UK Government to launch £315m fund to decarbonise industry

British Government is spearheading a £315 million investment drive in decarbonising heavy industry to help reach net zero by 2050.

The Industrial Energy Transformation Fund (IETF) will help businesses with high power use, such as energy-intensive industries, to cut their bills and carbon emissions through investing in efficiency measures, Government has claimed.

The fund is expected to shrink industrial emissions by around 2 million tonnes between 2028 and 2032 - the equivalent of taking nearly 200,000 cars off the road every year, while a new consultation will seek views on how the fund will work.

Eight industrial sectors, namely cement, ceramics, chemicals, food and drink, glass, iron and steel, oil refining, and pulp and paper, currently emit around 2 thirds of industrial carbon emissions, with Ministers keen to fund tried and tested low-carbon industrial processes, as well as exploring new options that will help reduce these figures.

Business, Energy and Clean Growth Minister Kwasi Kwarteng claims that the UK is already cutting emissions faster than any other major economy and is the first to legislate to end its contribution to climate change entirely.
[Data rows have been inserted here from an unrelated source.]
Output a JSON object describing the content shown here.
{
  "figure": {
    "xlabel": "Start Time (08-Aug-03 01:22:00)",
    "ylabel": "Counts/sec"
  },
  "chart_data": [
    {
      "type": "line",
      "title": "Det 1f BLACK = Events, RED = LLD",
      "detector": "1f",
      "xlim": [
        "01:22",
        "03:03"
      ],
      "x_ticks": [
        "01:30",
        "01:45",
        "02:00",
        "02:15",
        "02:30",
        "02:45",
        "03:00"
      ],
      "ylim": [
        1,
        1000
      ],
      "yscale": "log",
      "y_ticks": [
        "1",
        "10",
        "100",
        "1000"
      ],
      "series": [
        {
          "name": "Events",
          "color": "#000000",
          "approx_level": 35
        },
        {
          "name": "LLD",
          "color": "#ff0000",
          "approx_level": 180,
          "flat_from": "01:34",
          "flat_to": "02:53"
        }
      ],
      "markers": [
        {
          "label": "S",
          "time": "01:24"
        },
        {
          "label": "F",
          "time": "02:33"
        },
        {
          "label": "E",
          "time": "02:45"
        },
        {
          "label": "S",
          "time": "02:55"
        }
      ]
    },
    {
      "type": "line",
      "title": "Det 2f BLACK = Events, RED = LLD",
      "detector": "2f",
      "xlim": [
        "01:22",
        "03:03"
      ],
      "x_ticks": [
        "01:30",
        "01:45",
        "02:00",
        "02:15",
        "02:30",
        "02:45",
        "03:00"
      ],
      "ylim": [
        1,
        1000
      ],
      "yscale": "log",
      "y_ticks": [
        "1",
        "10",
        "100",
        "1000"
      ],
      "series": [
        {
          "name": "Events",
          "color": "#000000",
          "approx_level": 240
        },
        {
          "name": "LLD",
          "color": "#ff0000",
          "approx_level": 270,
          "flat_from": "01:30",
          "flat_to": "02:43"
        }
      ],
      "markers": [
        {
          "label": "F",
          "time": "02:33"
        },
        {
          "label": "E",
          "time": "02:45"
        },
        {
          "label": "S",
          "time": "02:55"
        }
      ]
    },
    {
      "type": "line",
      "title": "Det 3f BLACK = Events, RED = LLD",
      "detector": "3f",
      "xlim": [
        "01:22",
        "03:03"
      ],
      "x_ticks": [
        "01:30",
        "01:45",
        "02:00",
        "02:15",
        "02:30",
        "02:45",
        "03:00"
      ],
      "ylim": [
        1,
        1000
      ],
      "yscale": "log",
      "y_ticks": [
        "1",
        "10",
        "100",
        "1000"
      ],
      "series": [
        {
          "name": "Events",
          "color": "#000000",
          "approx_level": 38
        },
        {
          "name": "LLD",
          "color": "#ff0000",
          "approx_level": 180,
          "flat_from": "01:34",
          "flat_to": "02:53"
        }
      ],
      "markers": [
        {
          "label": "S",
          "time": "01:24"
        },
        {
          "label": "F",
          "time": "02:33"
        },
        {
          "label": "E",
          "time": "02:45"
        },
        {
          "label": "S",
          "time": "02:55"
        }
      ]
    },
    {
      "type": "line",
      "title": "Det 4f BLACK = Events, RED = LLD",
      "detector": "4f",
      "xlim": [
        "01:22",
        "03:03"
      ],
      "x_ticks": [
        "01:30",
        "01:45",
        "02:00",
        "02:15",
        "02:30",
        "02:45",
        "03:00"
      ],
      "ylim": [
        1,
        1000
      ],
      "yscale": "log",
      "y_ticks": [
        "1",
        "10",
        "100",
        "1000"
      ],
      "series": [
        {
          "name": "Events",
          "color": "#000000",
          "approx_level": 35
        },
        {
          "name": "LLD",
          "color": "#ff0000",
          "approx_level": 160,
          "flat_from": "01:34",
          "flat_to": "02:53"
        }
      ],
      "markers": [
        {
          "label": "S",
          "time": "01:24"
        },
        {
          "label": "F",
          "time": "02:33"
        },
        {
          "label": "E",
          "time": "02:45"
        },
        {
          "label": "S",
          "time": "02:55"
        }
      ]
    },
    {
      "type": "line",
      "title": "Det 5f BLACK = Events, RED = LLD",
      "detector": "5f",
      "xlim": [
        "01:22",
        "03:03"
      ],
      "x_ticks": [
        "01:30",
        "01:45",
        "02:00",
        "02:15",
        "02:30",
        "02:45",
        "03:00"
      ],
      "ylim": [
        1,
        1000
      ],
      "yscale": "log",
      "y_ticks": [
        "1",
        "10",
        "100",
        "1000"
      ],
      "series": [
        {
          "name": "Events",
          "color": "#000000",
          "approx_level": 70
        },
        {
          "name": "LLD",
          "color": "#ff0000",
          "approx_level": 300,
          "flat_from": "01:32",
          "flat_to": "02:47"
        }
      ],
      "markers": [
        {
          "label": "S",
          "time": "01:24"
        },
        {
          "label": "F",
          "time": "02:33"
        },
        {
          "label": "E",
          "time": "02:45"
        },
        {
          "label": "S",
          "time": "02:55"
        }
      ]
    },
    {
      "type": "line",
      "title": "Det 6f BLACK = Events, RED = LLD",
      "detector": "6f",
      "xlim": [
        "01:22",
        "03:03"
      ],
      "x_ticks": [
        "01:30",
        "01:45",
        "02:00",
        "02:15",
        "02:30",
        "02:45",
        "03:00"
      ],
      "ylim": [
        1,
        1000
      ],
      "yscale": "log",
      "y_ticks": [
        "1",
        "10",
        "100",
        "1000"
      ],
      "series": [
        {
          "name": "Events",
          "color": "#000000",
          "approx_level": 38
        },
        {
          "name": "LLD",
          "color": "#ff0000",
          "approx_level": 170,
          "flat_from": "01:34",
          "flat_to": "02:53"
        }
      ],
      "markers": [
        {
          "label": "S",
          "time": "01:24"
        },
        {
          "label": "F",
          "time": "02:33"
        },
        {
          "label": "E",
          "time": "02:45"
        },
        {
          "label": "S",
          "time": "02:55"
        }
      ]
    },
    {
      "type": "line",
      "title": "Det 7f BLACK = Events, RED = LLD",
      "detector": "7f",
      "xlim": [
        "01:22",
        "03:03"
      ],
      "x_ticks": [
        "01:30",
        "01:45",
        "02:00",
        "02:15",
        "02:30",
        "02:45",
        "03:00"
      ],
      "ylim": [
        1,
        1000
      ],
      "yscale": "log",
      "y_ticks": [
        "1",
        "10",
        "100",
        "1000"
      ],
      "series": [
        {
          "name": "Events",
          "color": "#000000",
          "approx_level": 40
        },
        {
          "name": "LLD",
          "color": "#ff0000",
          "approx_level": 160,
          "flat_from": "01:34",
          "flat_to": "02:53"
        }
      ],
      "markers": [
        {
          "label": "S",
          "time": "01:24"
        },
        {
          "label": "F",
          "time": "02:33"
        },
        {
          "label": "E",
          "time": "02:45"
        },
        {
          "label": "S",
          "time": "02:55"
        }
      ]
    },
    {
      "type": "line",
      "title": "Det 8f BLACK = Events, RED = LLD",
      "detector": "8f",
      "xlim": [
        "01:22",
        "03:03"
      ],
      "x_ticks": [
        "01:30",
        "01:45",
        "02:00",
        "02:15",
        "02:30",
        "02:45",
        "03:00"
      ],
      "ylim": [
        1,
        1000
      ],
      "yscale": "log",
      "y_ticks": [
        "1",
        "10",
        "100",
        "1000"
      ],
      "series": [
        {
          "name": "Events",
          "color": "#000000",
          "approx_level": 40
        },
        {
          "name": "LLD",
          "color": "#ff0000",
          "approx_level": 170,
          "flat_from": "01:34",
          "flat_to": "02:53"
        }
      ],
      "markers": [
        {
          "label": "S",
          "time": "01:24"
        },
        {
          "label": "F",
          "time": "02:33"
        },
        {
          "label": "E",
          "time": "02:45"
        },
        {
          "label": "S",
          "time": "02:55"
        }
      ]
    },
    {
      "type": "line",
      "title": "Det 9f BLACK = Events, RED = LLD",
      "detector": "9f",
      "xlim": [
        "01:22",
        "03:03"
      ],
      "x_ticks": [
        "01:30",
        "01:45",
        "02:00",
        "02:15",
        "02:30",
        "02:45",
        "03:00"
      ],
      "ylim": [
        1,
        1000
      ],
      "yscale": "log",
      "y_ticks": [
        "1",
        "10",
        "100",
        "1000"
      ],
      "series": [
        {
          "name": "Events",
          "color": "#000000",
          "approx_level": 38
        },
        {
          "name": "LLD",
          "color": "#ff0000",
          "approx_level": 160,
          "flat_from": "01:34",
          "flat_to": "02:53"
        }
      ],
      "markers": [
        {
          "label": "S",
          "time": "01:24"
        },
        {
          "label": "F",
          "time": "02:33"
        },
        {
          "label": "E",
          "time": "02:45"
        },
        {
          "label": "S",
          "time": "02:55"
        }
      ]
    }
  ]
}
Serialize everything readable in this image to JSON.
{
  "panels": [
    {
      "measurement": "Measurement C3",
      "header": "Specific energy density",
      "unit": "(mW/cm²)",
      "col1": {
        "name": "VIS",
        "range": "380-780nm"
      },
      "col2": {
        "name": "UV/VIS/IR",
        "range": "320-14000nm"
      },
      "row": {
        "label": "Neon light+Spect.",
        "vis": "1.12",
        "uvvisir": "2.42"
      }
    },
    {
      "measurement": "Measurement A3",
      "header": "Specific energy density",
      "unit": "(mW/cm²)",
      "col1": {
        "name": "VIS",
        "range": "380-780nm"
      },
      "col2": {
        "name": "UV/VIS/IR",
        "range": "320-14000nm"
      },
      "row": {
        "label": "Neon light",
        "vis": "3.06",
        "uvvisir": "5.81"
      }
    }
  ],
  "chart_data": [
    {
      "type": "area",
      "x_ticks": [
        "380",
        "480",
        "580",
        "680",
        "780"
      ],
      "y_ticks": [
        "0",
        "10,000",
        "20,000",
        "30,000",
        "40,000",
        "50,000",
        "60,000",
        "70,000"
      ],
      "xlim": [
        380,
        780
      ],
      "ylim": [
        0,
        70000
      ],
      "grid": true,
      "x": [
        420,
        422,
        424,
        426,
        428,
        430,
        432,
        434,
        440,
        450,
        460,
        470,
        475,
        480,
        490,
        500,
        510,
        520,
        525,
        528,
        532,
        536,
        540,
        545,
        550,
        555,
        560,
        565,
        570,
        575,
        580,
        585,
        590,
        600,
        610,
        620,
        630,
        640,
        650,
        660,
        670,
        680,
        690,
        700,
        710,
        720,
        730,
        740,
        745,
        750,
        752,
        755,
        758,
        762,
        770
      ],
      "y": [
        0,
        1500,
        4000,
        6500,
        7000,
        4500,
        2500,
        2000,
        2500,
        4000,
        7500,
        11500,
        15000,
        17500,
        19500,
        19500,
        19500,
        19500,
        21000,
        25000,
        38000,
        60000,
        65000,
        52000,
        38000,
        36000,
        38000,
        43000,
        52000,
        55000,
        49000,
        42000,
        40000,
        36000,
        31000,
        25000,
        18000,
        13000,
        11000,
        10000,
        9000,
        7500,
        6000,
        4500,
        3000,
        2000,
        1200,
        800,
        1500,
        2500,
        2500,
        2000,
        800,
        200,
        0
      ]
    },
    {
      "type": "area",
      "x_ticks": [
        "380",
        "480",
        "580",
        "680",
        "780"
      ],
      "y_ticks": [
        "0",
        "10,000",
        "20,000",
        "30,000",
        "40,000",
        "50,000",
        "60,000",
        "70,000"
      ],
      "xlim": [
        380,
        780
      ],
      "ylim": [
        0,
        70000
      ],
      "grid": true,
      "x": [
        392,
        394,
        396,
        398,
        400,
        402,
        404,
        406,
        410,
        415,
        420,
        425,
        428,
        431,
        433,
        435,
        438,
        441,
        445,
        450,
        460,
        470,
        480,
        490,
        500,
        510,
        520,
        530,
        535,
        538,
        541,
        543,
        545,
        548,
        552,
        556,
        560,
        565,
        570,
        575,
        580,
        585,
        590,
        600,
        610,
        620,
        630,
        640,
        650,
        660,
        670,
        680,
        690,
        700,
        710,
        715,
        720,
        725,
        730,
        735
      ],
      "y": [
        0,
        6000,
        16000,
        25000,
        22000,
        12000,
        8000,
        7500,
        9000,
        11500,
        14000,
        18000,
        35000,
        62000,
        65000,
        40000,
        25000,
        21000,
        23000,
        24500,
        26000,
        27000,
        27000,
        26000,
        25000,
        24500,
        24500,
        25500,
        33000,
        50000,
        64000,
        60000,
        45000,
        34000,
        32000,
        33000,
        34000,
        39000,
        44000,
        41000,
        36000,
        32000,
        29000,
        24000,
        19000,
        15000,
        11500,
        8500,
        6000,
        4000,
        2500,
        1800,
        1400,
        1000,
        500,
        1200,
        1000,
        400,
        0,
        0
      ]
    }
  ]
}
“Eliminating emissions from industry is key to achieving this, but doing so does not have to mean compromising our business success. That’s why we’re bolstering our investment in clean growth,” he said.

“Ensuring energy intensive businesses are equipped with the latest low-emission technologies will not only helps our transition to net-zero, but will also ensure these companies are more agile and competitive going forward - creating new skilled, well-paid jobs.”

The announcement comes after the Business, Energy and Industrial Strategy (BEIS) released a raft of new energy proposals, including a focus on making commercial buildings more efficient.

The Government committed its target of net-zero by 2050 to law earlier this year but has faced recent criticism from a number of groups including the BEIS’s own select committee , as well as the Science and Technology Committee.